Was habe ich nun daraus gelernt: Ich werde aus der Baubranche aussteigen, ich kann es mit meinem Selbstwert nicht vereinbaren, weiter in dieser minderwertigen Drecksbranche zu verweilen. Dazu habe ich mich all die Jahre zusammengerissen, weitestgehend auf Konsum verzichtet (Keine Autos, keine Reisen etc.) und ordentlich an Kohle gespart bzw. Daytrading erlernt und als Daytrader vermehrt. Im Juni werde ich den Laden verlassen und mich weiter aufs Daytrading fokussieren. Ich habe jedenfalls die Schnauze voll von der Branche und will nichts mehr damit zu tun haben. Keine Ahnung wie man sich sein Leben damit so dermassen versauen kann, wie es 95 % der Bauingenieure tun.

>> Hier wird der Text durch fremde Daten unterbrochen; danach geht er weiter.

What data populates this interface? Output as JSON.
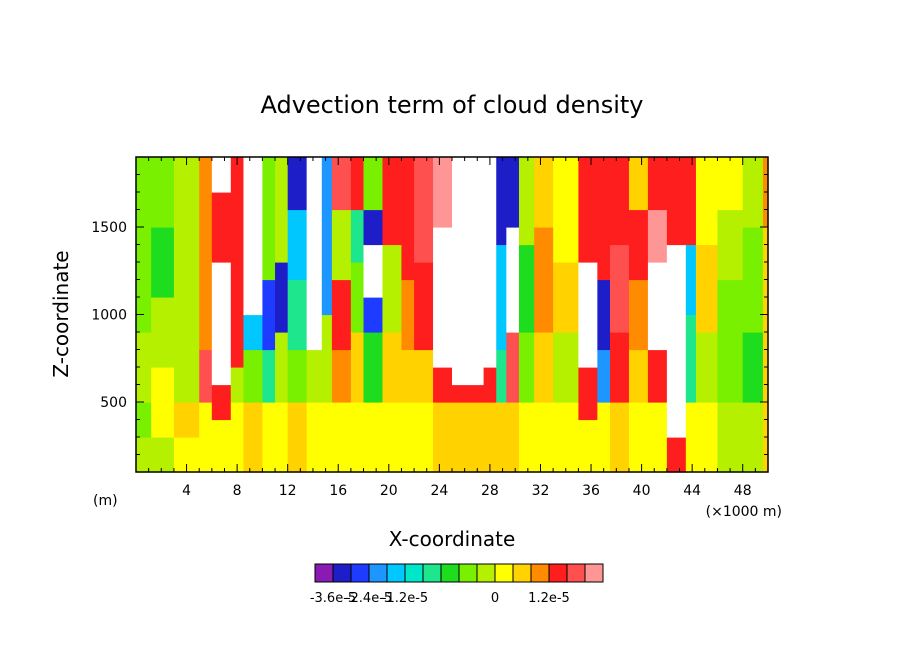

Bei 2 Personen möchte ich mich speziell bedanken: Ich war seiner Zeit Zivildiener und hatte beim Roten Kreuz einen Patienten, der in der Örtlichen Bauaufsicht gearbeitet hat. Er fragte mich eingehend, als ich ihm sagte, was ich studiere (Bauwesen): "Wie kannst du dir diesen Sch... freiwillig antun?" Ich verstand diese Aussage damals nicht, aber google führte mich in dieses Forum und auf die zweite Person: Danke Hornisse.

Tiefbauer | 25. März 2017 - 08:30

Leute, lasst Hornisse doch weiterhin mit seiner unterhaltsamen Schreibweise hier den einen oder anderen Akzent setzen. Was jedoch klar ist: eine objektive Diskussion ist nicht möglich und sollte man auch nicht weiter verfolgen. Und lasst doch auch den Quatsch mit "es ist schade, dass Du in Deinem Beruf nicht glücklich bist..." usw. Mitleid hat er durch seine destruktive Sichtweise doch nun wirklich nicht verdient. Ich glaube, damit fahren wir hier alle insgesamt besser, wenn er konsequent ignoriert wird!

Und nun zu mir: Einstieg 2013 mit A6 + Leistungszulage und Firmenwagen. Nach 4 Jahren im Beruf steht es jetzt bei A8, höhere Leistungszulage und höherwertigem Firmenwagen. Jahreszieleeinkommen 2017 ca. 72.000 € Jahresgehalt, ohne Tantiemen. Tätigkeit: Bauleitung im Tief-, Kanal- und Straßenbau. Raum Ruhrgebiet. Mittelständisches, inhabergeführtes Bauunternehmen.